Noch vor Dämmerung war er aus einem schlechten Traum erwacht und nicht mehr in der Lage gewesen, wieder einzuschlafen, jedoch erinnerte er sich auch nicht mehr daran, was genau er geträumt hatte. Bloß der Schrecken war noch allgegenwärtig und ließ seine Glieder zittern. So war er aufgestanden, um unruhig auf den Anbruch des Tages zu warten. Aber die Stunden hatten sich in die Länge gezogen, und bis zum Turnier dauerte es noch eine Weile.

Jetzt, da die Sonne sich am östlichsten Rand des Landes zeigte, würden die Spiele bald beginnen. Der Hof war bereit, die Pferde gesattelt und die Knappen in heller Aufruhr. Überall in der großen Burg wuselten Putzkolonnen und brachten  verstaubte Zimmer in Ordnung, die jahrelang keinen Putzlappen gesehen hatten. Tausende von Menschen hatten sich eingefunden, um ein besonderes Schauspiel zu verfolgen. Denn wie in jedem dritten Jahr hielt der König das Turnier der Sommerwende ab, in der letzten Woche vor Herbstbeginn. Es war eine alte Tradition, die die Herrscher der Manur schon so lange vollzogen, daß niemand mehr genau wußte, warum oder wofür sie abgehalten wurde, noch, warum sie genau alle drei Jahre stattfand. Nichtsdestotrotz wurde es jedesmal ein einziges, riesiges Fest, das nicht nur die Hochburg in eine Arena der Heiterkeit verwandelte, sondern auch die anliegende Königsstadt Neru und die umliegenden Dörfer. So kam es, daß trotz ihrer gewaltigen Größe die Burg aus allen Nähten zu platzen schien, erfüllt war vom Lachen der Hofdamen und den Schreien spielender Kinder.
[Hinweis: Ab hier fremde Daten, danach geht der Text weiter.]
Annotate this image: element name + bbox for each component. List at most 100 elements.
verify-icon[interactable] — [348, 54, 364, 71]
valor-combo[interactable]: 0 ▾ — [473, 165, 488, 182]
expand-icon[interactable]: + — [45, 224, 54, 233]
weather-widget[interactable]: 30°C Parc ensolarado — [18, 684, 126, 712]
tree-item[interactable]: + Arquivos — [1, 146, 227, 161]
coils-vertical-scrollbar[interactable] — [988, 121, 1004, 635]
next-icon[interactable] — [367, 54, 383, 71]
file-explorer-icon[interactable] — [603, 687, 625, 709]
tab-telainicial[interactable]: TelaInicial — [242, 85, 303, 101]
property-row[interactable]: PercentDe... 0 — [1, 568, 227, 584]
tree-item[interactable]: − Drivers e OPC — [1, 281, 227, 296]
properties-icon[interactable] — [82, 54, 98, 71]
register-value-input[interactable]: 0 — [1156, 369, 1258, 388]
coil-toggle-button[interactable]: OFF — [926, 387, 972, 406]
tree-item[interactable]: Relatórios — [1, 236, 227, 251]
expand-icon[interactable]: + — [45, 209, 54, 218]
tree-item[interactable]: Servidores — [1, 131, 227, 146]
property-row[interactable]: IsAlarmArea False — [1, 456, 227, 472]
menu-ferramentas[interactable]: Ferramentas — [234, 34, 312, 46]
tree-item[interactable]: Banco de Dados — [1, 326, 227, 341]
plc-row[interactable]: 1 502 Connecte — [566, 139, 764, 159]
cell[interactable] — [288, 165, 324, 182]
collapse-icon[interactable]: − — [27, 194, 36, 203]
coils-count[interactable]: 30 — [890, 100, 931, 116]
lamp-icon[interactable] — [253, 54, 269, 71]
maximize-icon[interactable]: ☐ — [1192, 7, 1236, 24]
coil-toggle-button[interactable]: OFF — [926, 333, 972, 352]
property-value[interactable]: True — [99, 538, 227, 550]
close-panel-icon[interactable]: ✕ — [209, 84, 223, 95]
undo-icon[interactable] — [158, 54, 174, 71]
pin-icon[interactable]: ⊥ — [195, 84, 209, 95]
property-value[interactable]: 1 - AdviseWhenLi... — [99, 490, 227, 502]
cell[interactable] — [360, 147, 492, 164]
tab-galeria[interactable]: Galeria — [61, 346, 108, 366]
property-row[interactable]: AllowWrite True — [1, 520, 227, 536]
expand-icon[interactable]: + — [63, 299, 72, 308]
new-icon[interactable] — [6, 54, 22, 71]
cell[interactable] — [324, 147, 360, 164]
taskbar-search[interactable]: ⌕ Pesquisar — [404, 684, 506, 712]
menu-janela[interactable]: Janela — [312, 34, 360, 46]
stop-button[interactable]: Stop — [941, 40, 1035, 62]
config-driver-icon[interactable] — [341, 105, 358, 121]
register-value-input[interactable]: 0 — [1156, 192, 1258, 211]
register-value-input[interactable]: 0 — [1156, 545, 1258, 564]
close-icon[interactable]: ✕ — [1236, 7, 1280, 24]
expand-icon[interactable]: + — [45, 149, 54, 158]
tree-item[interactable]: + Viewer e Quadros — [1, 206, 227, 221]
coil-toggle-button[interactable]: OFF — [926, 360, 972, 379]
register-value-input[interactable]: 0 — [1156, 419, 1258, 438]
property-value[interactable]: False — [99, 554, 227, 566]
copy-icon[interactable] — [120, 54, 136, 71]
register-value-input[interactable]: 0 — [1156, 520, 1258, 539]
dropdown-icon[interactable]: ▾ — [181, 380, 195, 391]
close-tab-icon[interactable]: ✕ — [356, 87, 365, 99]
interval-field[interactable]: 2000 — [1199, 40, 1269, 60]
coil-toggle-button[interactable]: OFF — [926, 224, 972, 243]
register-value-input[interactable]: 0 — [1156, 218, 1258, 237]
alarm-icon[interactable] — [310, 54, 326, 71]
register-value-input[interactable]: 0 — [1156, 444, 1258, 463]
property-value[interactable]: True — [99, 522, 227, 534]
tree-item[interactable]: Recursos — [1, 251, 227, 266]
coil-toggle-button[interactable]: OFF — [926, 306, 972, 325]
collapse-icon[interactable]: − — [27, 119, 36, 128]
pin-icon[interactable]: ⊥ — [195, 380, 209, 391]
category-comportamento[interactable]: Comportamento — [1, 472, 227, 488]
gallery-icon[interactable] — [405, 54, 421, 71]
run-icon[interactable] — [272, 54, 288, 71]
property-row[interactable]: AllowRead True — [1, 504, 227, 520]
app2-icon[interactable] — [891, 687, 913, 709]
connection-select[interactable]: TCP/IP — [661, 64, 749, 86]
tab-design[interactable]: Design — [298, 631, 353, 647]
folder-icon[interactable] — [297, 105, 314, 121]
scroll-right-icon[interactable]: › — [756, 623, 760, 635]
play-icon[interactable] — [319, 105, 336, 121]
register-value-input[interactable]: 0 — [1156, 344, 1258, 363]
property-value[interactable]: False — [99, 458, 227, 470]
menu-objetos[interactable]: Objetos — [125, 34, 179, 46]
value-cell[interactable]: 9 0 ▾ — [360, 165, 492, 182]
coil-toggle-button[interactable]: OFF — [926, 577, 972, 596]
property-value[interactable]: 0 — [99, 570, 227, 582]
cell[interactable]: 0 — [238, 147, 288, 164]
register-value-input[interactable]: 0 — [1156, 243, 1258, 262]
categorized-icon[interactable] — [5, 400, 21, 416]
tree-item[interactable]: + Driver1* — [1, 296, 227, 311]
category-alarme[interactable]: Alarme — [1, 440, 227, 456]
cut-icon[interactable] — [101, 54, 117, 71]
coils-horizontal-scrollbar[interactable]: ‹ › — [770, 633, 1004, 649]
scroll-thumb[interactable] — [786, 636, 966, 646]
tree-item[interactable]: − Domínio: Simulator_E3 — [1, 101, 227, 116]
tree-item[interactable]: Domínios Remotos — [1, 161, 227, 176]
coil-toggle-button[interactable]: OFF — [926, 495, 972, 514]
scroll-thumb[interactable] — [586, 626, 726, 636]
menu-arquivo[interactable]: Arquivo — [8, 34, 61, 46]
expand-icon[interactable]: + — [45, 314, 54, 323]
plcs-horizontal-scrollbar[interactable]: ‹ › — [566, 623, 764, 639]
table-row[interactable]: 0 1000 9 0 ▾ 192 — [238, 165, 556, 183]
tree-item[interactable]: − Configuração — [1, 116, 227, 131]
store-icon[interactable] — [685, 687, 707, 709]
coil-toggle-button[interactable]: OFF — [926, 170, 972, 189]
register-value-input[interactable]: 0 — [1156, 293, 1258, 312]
Nur eine einzige kleine Nische, die so zugig und dreckig war, daß niemand in ihr einen Gast hatte unterbringen wollen, war so abgelegen gewesen von all dem Trubel, daß Dynes sich sofort für sie entschieden hatte. Es war der zweithöchste Turm der Burg, nur noch übertroffen von der Königszinne, und so verfallen und brüchig mutete er an, daß selbst Dynes seine Entscheidung fast bereut hätte, als er gestern dort einzog. Es stellte sich allerdings heraus, daß die Wände zwar in schlechter Verfassung, jedoch allemal stabil genug waren, einem starken Sturm zu trotzen, und auch sonst erwies sich die luftig hohe Residenz als wahres Juwel der Einsamkeit. Ungestört und ruhig lag sie abseits des Hofes, das Stimmgewirr der Menschen drang nicht hier herauf.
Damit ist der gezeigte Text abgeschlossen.